| Homem foi condenado à pena de morte por morte de enteada; vídeo, no entanto, revelou que prova foi plantada. Foto: Jamal Barnes/Innocence Project/via Metrópoles |
A Justiça dos Estados Unidos anulou a condenação de Jimmie "Chris" Duncan, de 57 anos, que passou 27 anos no corredor da morte acusado de matar a própria enteada, uma criança de dois anos. A decisão foi tomada após a divulgação de um vídeo inédito que levantou questionamentos sobre uma das principais provas utilizadas para condená-lo.
De acordo com informações divulgadas pelo Metrópoles, Duncan foi sentenciado à pena de morte em 1998 pela morte da menina, ocorrida em 1993. Na época, a acusação sustentou que a criança havia sido agredida e afogada de forma intencional, baseando-se principalmente em supostas marcas de mordidas encontradas no corpo da vítima.
Uma investigação realizada pela NBC News, divulgada pelo portal Metrópoles, revelou imagens de um exame post-mortem nas quais um dentista forense aparece pressionando e raspando um molde dentário de Duncan sobre a pele da criança. A gravação colocou em dúvida a confiabilidade das evidências que serviram de base para a condenação.
Segundo a versão apresentada por Duncan desde o início do caso, ele teria deixado a enteada sozinha por alguns instantes durante o banho. Ao retornar, encontrou a menina submersa e tentou reanimá-la, mas não conseguiu evitar sua morte.
Inicialmente, o caso foi tratado como homicídio culposo, quando não há intenção de matar. No entanto, a acusação foi posteriormente alterada para homicídio em primeiro grau após a análise das supostas marcas de mordidas, o que levou à condenação e à sentença de morte.
A defesa de Duncan contou com o apoio do Innocence Project, organização dedicada à revisão de condenações potencialmente equivocadas. Em nota, a entidade afirmou que, embora a decisão não possa devolver os anos perdidos pelo condenado, ela representa um importante reconhecimento da injustiça sofrida por ele e por seus familiares.
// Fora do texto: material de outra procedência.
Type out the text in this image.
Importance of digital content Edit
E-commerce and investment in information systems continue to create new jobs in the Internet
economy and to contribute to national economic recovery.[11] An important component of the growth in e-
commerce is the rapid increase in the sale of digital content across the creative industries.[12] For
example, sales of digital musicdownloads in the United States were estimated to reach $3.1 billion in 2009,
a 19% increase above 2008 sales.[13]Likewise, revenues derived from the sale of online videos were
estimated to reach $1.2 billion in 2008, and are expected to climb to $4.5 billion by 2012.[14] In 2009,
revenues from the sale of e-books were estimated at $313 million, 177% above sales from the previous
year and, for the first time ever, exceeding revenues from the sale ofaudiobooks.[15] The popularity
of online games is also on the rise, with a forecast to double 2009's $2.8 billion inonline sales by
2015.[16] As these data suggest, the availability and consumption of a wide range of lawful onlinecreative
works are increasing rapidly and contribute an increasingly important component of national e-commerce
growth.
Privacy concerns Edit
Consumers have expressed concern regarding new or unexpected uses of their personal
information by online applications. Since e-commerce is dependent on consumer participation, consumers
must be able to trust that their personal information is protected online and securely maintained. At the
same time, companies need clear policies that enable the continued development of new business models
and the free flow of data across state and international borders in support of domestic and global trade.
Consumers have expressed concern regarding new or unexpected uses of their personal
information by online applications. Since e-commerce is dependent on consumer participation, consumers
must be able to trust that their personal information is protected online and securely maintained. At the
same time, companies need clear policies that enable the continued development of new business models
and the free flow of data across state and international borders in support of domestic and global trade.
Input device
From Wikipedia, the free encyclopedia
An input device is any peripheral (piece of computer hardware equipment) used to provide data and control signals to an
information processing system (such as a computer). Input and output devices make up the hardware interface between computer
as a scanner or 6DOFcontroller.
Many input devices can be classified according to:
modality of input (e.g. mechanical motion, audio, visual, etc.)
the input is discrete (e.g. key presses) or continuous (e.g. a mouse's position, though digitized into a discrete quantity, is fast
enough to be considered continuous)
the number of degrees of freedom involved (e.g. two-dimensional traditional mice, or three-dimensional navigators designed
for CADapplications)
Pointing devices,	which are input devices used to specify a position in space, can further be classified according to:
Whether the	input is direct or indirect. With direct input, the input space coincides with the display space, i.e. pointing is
Duncan já havia obtido liberdade provisória em novembro do ano passado, após uma decisão judicial favorável. No fim do mês passado, a Suprema Corte do estado da Louisiana confirmou a anulação da condenação, encerrando um dos casos mais emblemáticos envolvendo o uso de provas periciais contestadas no sistema de Justiça norte-americano.